Quella notte
di Giancarlo Marchesi

Era la notte fra il 30 ed il 31 ottobre del 1779. Una scintilla fuoriucita dal forno fusorio provocò l'incendio che in sette ore bruciò il paese.

 
«Bagolino, terra delle più ragguardevoli di Val Sabbia così per numero degli abitatori come per il pingue commercio di ferro lavorato e di grassine, ha sofferto la notte susseguente al penultimo d’ottobre un incendio così vorace che nel breve spazio di un’ora l’ha resa tutta intera in cenere».
Questo è l’incipit drammatico di uno dei resoconti ufficiali dedicati alla tragedia che nella notte tra il 30 e il 31 ottobre 1779 colpì il grosso borgo valsabbino.

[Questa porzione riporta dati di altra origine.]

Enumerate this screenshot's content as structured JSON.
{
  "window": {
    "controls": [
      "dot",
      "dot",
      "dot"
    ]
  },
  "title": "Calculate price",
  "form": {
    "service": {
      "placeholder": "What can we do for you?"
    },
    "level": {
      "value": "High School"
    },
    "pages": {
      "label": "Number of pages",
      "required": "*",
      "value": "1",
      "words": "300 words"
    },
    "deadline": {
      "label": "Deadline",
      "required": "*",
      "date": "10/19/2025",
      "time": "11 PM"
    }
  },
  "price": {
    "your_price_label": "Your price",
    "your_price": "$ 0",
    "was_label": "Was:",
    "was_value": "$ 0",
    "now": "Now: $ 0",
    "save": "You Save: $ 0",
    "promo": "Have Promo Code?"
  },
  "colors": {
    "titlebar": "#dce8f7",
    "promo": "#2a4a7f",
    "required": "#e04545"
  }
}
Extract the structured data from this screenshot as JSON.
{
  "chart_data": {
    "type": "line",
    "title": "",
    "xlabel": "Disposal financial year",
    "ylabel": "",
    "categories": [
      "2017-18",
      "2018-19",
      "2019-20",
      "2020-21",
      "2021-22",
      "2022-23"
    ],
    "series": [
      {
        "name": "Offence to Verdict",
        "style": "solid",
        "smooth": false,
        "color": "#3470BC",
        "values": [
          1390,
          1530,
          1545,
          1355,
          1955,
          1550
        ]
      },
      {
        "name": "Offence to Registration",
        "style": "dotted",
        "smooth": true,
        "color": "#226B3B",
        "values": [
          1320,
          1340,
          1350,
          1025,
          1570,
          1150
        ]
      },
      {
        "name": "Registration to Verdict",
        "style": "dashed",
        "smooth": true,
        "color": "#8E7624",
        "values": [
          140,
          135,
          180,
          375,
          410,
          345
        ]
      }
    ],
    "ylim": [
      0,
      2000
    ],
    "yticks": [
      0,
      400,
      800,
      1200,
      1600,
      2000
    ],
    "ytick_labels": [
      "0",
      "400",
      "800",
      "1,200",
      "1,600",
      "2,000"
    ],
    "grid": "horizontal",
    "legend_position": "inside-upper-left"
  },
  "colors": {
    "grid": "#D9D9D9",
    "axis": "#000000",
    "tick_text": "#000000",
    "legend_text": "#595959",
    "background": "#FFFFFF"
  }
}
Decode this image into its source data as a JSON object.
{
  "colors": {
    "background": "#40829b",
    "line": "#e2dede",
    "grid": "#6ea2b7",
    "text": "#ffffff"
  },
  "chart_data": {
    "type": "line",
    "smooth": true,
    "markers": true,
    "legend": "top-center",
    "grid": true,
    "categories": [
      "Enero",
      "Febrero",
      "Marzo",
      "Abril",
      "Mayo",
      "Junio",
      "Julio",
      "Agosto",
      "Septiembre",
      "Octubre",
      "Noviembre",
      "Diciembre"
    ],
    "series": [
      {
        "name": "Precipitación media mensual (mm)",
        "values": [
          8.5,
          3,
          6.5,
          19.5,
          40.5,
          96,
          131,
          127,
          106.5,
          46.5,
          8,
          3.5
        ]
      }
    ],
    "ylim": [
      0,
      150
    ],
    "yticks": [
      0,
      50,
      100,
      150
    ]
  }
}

Bagolino fu investito da un incendio che ebbe origine dai depositi di carbone vegetale situati nei pressi del forno fusorio di proprietà comunale.
 
Incenerite 644 abitazioni Dei 2.994 abitanti che il paese contava, secondo i dati delle autorità venete, oltre 500 perirono; interi nuclei familiari andarono completamente estinti; 644 abitazioni furono incenerite, la parrocchiale e la chiesa di San Lorenzo vennero seriamente danneggiate dalle fiamme, che non risparmiarono neppure il convento delle Monache, benché posto sopra il paese.
Solo poche case in località Salvì, oltre al forno fusorio e alle fucine da ferro, si salvarono dalla furia delle fiamme.
 
In sette ore, tanto durò l’incendio, oggetti preziosi, suppellettili, mobili di pregio e duemila forme di formaggio furono consumati dal fuoco.
Grandi fortune familiari vennero completamente distrutte e centinaia di persone persero ogni loro avere. Tenuto conto delle distanze e delle precarie condizioni delle strade, i soccorsi furono immediati: il sindaco della Comunità di Valle Sabbia si precipitò a Bagolino e il capitano di Brescia inviò il tenente colonnello De Therry.
 
Superati i primi momenti di sconcerto, i soccorritori si dedicarono, con l’aiuto dei bagolinesi, a recuperare e rimuovere dalle case distrutte i cadaveri per seppellirli e coprirli con calce viva con lo scopo di evitare l’esplosione d’epidemie.
A distanza di pochi giorni da quella tragica notte, fu chiaro che l’incendio di Bagolino era per numero di vittime e per entità di perdite materiali uno dei più grandi disastri del secolo per il Bresciano.
 
Ricostruzione conclusa nel 1796 Per questo le autorità bagolinesi, oltre a fornire un sussidio alla propria gente, chiesero aiuto alla città di Brescia e a Venezia, che risposero con generosità all’appello.
Tuttavia gli stanziamenti erogati e le esenzioni fiscali concesse risultarono insufficienti per affrontare la ricostruzione, tanto che, nell’autunno del 1780, la Serenissima concesse un prestito di 20.000 ducati con lo scopo di portare a termine l’imponente opera di riedificazione del borgo.
 
Già sul finire del 1783, quando don Giambattista Portesi, che aveva condiviso le sofferenze dei propri parrocchiani, si congedò da Bagolino, la ricostruzione era a buon punto.
Tuttavia, solo nel 1796, quando i consoli di Bagolino pubblicarono una nuova edizione degli statuti dedicandola al nobile Carlo Uggeri, che in quegli anni si era adoperato non poco in favore dei bagolinesi, il piano di ricostruzione giunse a conclusione.
La ristampa della legge municipale segnò la rinascita di Bagolino, fortemente voluta dalla sua gente.